In the past two morceaux I noted both defective intention (an inability to comprehend the marital commitment properly) and actual incapacity for marriage, usually as a result of some kind of psychological problem. While these situations do happen, they are not the most widespread reasons for marital failure. Most people are capable of understanding and living out matrimony, after all!
Why do people fail to marry well and properly? Honestly, they just don’t want to. Many distracted people of the 21st century, sadly, often leave God out of their lives. They may even reject Him, but even if they don’t do this completely, they may not agree with or subscribe to God’s definition of marriage. If someone “redefines” marriage, and in so doing also positively rejects those things which really are essential to it, their consent – no matter how sincere – will be invalid. They will be committing not to the proper understanding of marriage but rather to something incomplete. When this happens, true marriage does not come into being.
The best place to begin to understand this is the very definition of marriage found in arts. 1601 of the Catechism of the Catholic Church (repeated in can. 1055, §1 of the Code of Canon Law). The Church has spent almost two millennia now refining this description of marriage in human language, but we understand it as being actually created by God Himself:
The matrimonial covenant, by which a man and a woman establish between themselves a partnership of the whole of life, is by its nature ordered toward the good of the spouses and the procreation and education of offspring; this covenant between baptized persons has been raised by Christ the Lord to the dignity of a sacrament.

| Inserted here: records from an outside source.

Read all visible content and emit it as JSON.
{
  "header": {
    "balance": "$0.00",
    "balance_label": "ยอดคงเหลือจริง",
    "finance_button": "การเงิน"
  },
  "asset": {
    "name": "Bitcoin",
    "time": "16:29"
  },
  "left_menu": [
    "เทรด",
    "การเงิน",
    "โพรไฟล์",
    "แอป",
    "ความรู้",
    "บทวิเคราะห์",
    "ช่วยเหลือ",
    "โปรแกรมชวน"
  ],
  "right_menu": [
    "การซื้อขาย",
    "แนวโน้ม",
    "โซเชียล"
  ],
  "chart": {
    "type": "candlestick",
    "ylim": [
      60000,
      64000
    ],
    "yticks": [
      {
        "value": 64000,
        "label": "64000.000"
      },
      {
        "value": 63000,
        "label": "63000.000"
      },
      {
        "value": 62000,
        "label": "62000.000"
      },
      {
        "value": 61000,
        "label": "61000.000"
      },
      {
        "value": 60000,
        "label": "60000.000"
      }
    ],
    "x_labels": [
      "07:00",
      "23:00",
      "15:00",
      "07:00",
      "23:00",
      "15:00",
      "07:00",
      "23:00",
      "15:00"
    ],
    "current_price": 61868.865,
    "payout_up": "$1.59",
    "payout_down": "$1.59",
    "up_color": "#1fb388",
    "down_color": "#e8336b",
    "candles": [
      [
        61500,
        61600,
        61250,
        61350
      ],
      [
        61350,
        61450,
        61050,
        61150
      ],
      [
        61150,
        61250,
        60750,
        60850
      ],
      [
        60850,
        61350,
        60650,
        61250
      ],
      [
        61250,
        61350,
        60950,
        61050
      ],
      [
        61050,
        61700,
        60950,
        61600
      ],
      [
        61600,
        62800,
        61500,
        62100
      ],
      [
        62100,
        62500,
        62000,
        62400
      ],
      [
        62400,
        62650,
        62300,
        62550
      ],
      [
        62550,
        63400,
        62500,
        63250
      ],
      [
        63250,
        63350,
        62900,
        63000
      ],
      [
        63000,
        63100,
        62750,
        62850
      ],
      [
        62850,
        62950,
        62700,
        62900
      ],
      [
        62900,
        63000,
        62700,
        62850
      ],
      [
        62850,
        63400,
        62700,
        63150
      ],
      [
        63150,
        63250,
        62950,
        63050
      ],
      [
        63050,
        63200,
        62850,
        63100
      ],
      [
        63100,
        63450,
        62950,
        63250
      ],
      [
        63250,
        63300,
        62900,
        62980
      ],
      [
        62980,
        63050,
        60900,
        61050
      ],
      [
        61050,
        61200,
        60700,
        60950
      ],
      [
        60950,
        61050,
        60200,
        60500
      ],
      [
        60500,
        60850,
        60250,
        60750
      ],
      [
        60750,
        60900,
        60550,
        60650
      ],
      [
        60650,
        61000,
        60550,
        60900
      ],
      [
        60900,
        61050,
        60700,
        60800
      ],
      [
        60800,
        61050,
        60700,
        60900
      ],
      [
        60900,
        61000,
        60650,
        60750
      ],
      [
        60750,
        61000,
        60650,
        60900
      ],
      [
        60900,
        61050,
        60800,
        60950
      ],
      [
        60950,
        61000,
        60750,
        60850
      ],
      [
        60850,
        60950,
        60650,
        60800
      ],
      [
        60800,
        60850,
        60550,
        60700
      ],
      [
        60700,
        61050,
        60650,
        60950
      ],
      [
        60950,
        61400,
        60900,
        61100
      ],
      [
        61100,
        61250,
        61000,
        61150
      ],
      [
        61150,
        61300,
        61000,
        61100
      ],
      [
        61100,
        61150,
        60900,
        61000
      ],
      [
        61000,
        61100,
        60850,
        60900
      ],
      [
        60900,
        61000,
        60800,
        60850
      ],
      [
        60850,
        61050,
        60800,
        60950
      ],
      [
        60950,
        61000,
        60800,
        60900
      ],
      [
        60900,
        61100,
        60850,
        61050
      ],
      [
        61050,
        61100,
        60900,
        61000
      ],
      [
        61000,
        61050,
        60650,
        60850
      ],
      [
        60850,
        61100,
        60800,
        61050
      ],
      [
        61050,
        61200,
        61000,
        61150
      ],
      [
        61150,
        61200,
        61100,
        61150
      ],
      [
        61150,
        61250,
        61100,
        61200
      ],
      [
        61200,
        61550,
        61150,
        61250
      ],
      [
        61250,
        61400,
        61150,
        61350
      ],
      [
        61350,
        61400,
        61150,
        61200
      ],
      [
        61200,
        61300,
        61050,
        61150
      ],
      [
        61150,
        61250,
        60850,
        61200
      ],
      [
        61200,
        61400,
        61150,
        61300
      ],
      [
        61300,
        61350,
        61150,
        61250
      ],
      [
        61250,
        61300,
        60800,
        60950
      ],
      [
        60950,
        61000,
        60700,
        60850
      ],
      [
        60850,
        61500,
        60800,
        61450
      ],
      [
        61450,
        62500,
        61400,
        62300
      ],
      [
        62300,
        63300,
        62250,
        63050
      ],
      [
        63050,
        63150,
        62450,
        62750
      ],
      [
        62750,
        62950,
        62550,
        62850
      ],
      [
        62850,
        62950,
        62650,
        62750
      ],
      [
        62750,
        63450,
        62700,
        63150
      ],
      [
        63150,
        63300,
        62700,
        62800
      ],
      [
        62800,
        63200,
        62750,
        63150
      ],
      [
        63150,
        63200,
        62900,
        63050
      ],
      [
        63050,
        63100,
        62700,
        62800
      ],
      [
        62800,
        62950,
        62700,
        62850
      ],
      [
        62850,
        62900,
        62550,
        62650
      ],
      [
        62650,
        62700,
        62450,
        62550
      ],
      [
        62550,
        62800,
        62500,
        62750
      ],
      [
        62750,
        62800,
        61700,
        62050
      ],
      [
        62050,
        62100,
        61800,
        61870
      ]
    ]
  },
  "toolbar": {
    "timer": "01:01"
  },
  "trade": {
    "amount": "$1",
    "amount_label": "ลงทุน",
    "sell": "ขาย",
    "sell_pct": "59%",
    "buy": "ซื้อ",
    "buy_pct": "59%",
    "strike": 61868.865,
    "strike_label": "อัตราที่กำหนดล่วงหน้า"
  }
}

In this definition of matrimony we identify a number of essential elements: its heterosexuality, its origin in the free consent of the parties, its natural ends of mutual good and of offspring, and its sacramentality for baptized persons. Additional essentials are the properties of unity and indissolubility (see can. 1056). All of these essentials must be intended in the marital commitment: to reject any of these results in an invalid attempt at marriage. And we’ll explore these a bit more in the next morceaux.